Fundsters and others in asset management have gained a new voice in Washington, D.C.
| Dalia Osman Blass U.S. Securities and Exchange Commission Director of the Division of Investment Management | |
The Securities and Exchange Commission (
SEC) has created its own
Asset Management Advisory Committee, SEC chairman
Jay Clayton confirmed yesterday afternoon.
Dalia Blass, director of the SEC's division of investment management,
hinted back in the spring that the agency might be creating such a committee.
Clayton describes asset management "a critical component of our markets" and states that he wants the committee to help the SEC's asset management efforts meet "the needs of retail investors and market participants."

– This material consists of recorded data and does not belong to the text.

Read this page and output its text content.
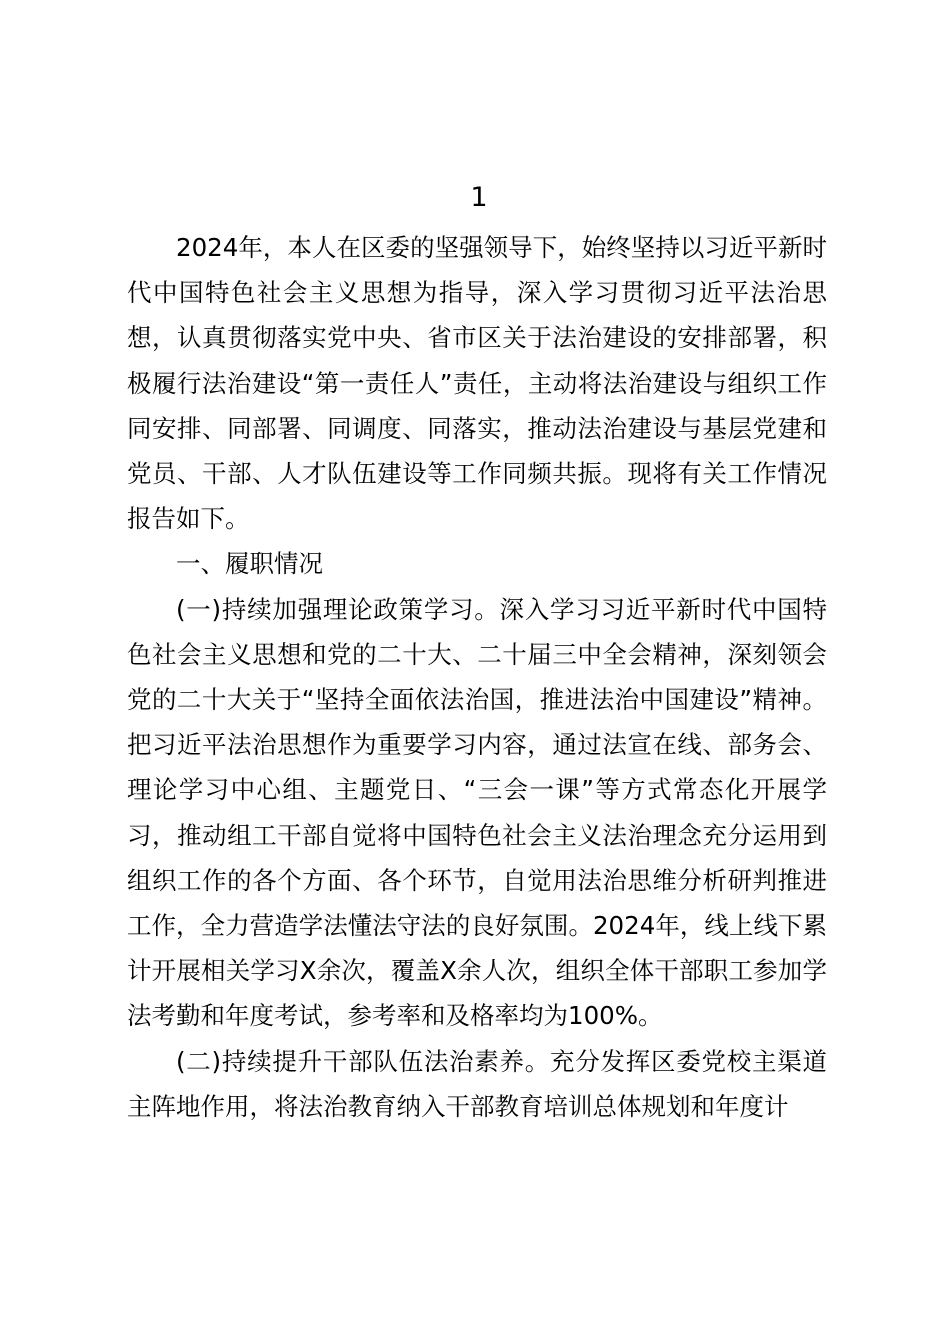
1

2024年，本人在区委的坚强领导下，始终坚持以习近平新时代中国特色社会主义思想为指导，深入学习贯彻习近平法治思想，认真贯彻落实党中央、省市区关于法治建设的安排部署，积极履行法治建设“第一责任人”责任，主动将法治建设与组织工作同安排、同部署、同调度、同落实，推动法治建设与基层党建和党员、干部、人才队伍建设等工作同频共振。现将有关工作情况报告如下。

一、履职情况

(一)持续加强理论政策学习。深入学习习近平新时代中国特色社会主义思想和党的二十大、二十届三中全会精神，深刻领会党的二十大关于“坚持全面依法治国，推进法治中国建设”精神。把习近平法治思想作为重要学习内容，通过法宣在线、部务会、理论学习中心组、主题党日、“三会一课”等方式常态化开展学习，推动组工干部自觉将中国特色社会主义法治理念充分运用到组织工作的各个方面、各个环节，自觉用法治思维分析研判推进工作，全力营造学法懂法守法的良好氛围。2024年，线上线下累计开展相关学习X余次，覆盖X余人次，组织全体干部职工参加学法考勤和年度考试，参考率和及格率均为100%。

(二)持续提升干部队伍法治素养。充分发挥区委党校主渠道主阵地作用，将法治教育纳入干部教育培训总体规划和年度计
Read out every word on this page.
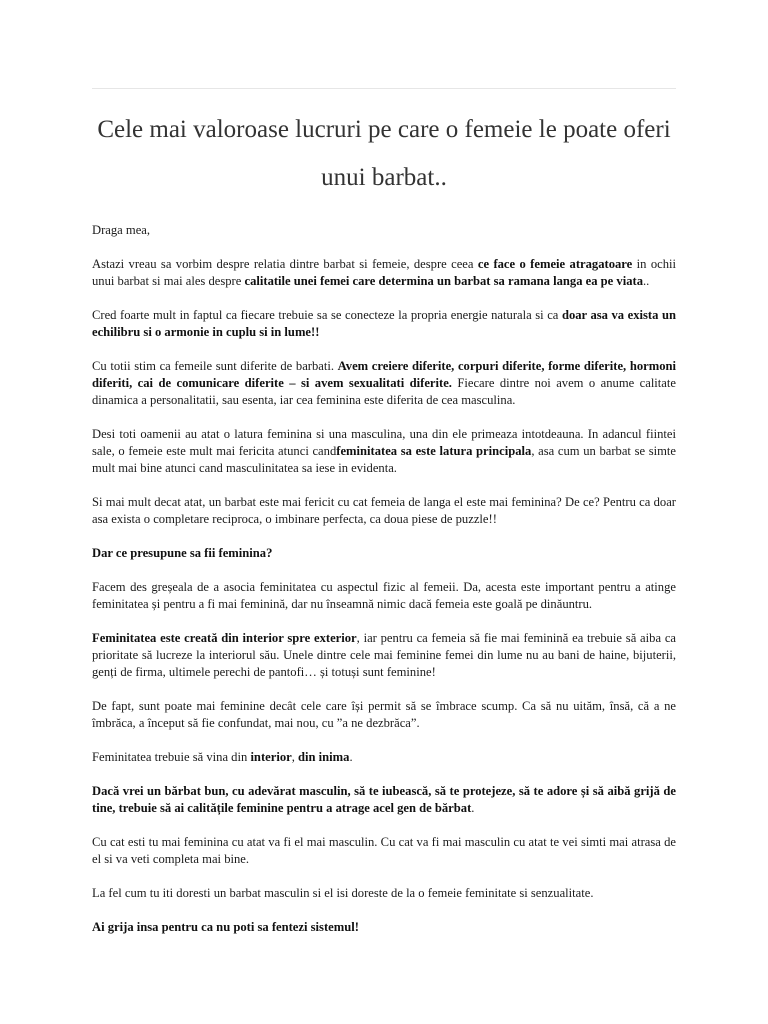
Cele mai valoroase lucruri pe care o femeie le poate oferi unui barbat..

Draga mea,

Astazi vreau sa vorbim despre relatia dintre barbat si femeie, despre ceea ce face o femeie atragatoare in ochii unui barbat si mai ales despre calitatile unei femei care determina un barbat sa ramana langa ea pe viata..

Cred foarte mult in faptul ca fiecare trebuie sa se conecteze la propria energie naturala si ca doar asa va exista un echilibru si o armonie in cuplu si in lume!!

Cu totii stim ca femeile sunt diferite de barbati. Avem creiere diferite, corpuri diferite, forme diferite, hormoni diferiti, cai de comunicare diferite – si avem sexualitati diferite. Fiecare dintre noi avem o anume calitate dinamica a personalitatii, sau esenta, iar cea feminina este diferita de cea masculina.

Desi toti oamenii au atat o latura feminina si una masculina, una din ele primeaza intotdeauna. In adancul fiintei sale, o femeie este mult mai fericita atunci candfeminitatea sa este latura principala, asa cum un barbat se simte mult mai bine atunci cand masculinitatea sa iese in evidenta.

Si mai mult decat atat, un barbat este mai fericit cu cat femeia de langa el este mai feminina? De ce? Pentru ca doar asa exista o completare reciproca, o imbinare perfecta, ca doua piese de puzzle!!

Dar ce presupune sa fii feminina?

Facem des greșeala de a asocia feminitatea cu aspectul fizic al femeii. Da, acesta este important pentru a atinge feminitatea și pentru a fi mai feminină, dar nu înseamnă nimic dacă femeia este goală pe dinăuntru.

Feminitatea este creată din interior spre exterior, iar pentru ca femeia să fie mai feminină ea trebuie să aiba ca prioritate să lucreze la interiorul său. Unele dintre cele mai feminine femei din lume nu au bani de haine, bijuterii, genți de firma, ultimele perechi de pantofi… și totuși sunt feminine!

De fapt, sunt poate mai feminine decât cele care își permit să se îmbrace scump. Ca să nu uităm, însă, că a ne îmbrăca, a început să fie confundat, mai nou, cu ”a ne dezbrăca”.

Feminitatea trebuie să vina din interior, din inima.

Dacă vrei un bărbat bun, cu adevărat masculin, să te iubească, să te protejeze, să te adore și să aibă grijă de tine, trebuie să ai calitățile feminine pentru a atrage acel gen de bărbat.

Cu cat esti tu mai feminina cu atat va fi el mai masculin. Cu cat va fi mai masculin cu atat te vei simti mai atrasa de el si va veti completa mai bine.

La fel cum tu iti doresti un barbat masculin si el isi doreste de la o femeie feminitate si senzualitate.

Ai grija insa pentru ca nu poti sa fentezi sistemul!
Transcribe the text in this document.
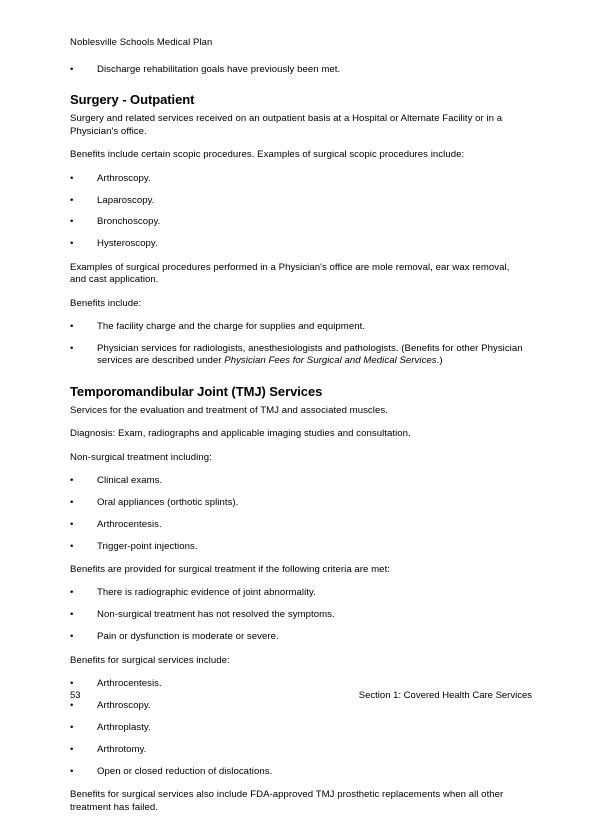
Noblesville Schools Medical Plan
•	Discharge rehabilitation goals have previously been met.
Surgery - Outpatient

Surgery and related services received on an outpatient basis at a Hospital or Alternate Facility or in a Physician's office.

Benefits include certain scopic procedures. Examples of surgical scopic procedures include:

•	Arthroscopy.
•	Laparoscopy.
•	Bronchoscopy.
•	Hysteroscopy.

Examples of surgical procedures performed in a Physician's office are mole removal, ear wax removal, and cast application.

Benefits include:

•	The facility charge and the charge for supplies and equipment.
•	Physician services for radiologists, anesthesiologists and pathologists. (Benefits for other Physician services are described under Physician Fees for Surgical and Medical Services.)
Temporomandibular Joint (TMJ) Services

Services for the evaluation and treatment of TMJ and associated muscles.

Diagnosis: Exam, radiographs and applicable imaging studies and consultation.

Non-surgical treatment including:

•	Clinical exams.
•	Oral appliances (orthotic splints).
•	Arthrocentesis.
•	Trigger-point injections.

Benefits are provided for surgical treatment if the following criteria are met:

•	There is radiographic evidence of joint abnormality.
•	Non-surgical treatment has not resolved the symptoms.
•	Pain or dysfunction is moderate or severe.

Benefits for surgical services include:

•	Arthrocentesis.
•	Arthroscopy.
•	Arthroplasty.
•	Arthrotomy.
•	Open or closed reduction of dislocations.

Benefits for surgical services also include FDA-approved TMJ prosthetic replacements when all other treatment has failed.

53	Section 1: Covered Health Care Services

Indeed, of the initial 23 members of the committee, many are fundsters or other industry players, including:
Michelle McCarthy Beck, chief risk officer at
TIAA Financial Solutions; former T. Rowe Price vice chairman
Ed Bernard (who chairs the new committee):
Jane Carten, president and PM at
Saturna Capital;
Scot Draeger, president-elect and wealth management director at
R.M. Davis;
Mike Durbin, president of
Fidelity Institutional;
Gilbert Garcia, managing partner of
Garcia Hamilton & Associates;
Neesha Hathi, executive vice president and chief digital officer at
Charles Schwab;
Adeel Jivraj, partner at
Ernst & Young;
Ryan Ludt, principal and global head of ETF capital markets and broker/index relations at
Vanguard;
Susan McGee, former president of U.S. Global Investors;
Jeffrey Ptak, head of global manager research at
Morningstar Research Services;
Aye Soe, managing director and global head of product management at
S&P Dow Jones Indices;
Ross Stevens, founder and CEO of
Stone Ridge Asset Management;
Rama Subramaniam, head of systematic asset management at
GTS;
John Suydam, chief legal officer at
Apollo Global Management; and
Mark Tibergien, CEO of advisor solutions at
BNY Mellon's Pershing. Academics and large institutional investors are also represented.
Paul Schott Stevens, president and CEO of the Investment Company Institute (
ICI, a mutual fund industry trade group),
lauds Clayton for launching the committee and for picking Bernard to chair it. (Bernard once served as chair of ICI.)
The committee officially starts on November 1 and will serve an initial, renewable, two-year term.